Pandit Ulhas Kashalkar, presented khayal at its best at the end of a programme to celebrate the 90 years of The Calcutta School of Music at the G.D. Birla Sabhagar last Monday. The evening opened with a Bharat Natyam recital by Shilpi Baruri, the able pupil of the famous Yamini Krishnamurthy. The second to perform was Joya Biswas, the premier lady sitar player today.

The programme having started late, she, the head of the CSM Indian classical music section, had the added responsibility of keeping things in order. So, very much like her guru Pandit Ravi Shankar, she managed to make her recital as compact as possible. Her 29-minute alap and gatkari in Tilak Shyam sounded the way it would on one side of an off-the-shelf cassette. The thing to note was that the artiste still has among the most tuneful and skilled pair of hands in the business.

Samar Saha, the expert tabla accompanist, working out appropriate rhythmic replies and artistic theka variations during the vilambit and drut teental gatkari, turned out one of his best performances to date. The 15-minute Khammaj gatkari based on a classic drut teental thumri (Na manungi) was even more captivating.

Pandit Kashalkar, like quite a few artistes before him, did the audience a bad turn by not announcing the raga his first khayal was in. He also masked it well in the four-minute aochar by first playing around with the mandra komal nishad and the madhya saptak komal gandhar and then with the mandra dhaivat. He applied the tivra madhyam (which blends with the komal nishad as beautifully as oil and water!) in the very last moment and went into the rupak tala khayal composed by Jagannathbua Purohit (Gunidas, the creator of Jogkauns) of the Agra gharana. This was the rare raga Holikauns: one of the ugliest and most difficult to sing ever conceived: Sa ga ma Dha ni `Sa/`Sa ni Dha ma ga Sa.

Try to sing just the scale and you are most likely to sharpen the nishad to natural or lose pitch unconsciously! Ustad Bade Ghulam Ali Khan, it is said, used to call the raga Abhogi lame as it had four notes in the first half of the octave and only two in the second: one wonders what he would call Holikauns!

In the honeyed voice of Pandit Kashalkar, it sounded like the sweetest raga conceivable; and here lies the key to the greatness of the recital. Using sustained notes, dynamics and pukars like a master, Pandit Kashalkar virtually built up khayal singing history. The taankari too was excellent and Ananda Gopal Banerjee on the tabla heightened the flavour with appropriate jawabs and patches of saath sangat.

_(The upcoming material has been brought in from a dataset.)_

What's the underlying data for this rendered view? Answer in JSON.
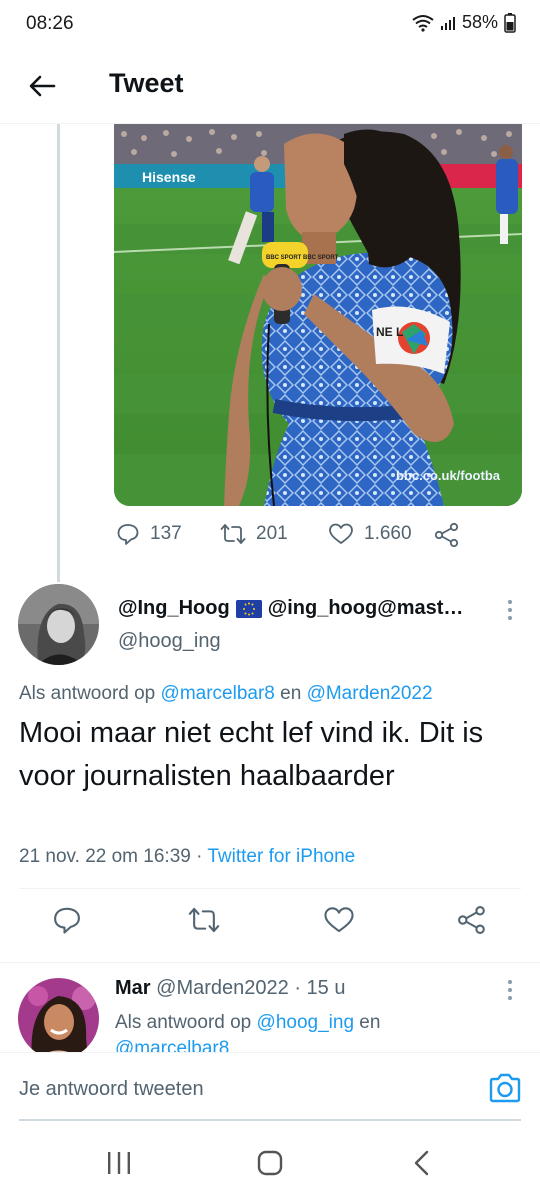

Also notable was the harmonium accompaniment by Rupashree Bhattacharya. The brief drut ektal khayal (also by Gunidas) too was part and parcel of the magic package. The same level of artistry was very much in evidence in the classic madhya drut teental khayal in the rather rarely performed raga Barwa. Here, the generally slightly strident dynamics of the typical Agra phrase patterns and pukars were developed with unprecedented smoothness and grace. Equally good were taan patterns that came next. The jhaptal and drut teental compositions in Sohoni were also excellently sung.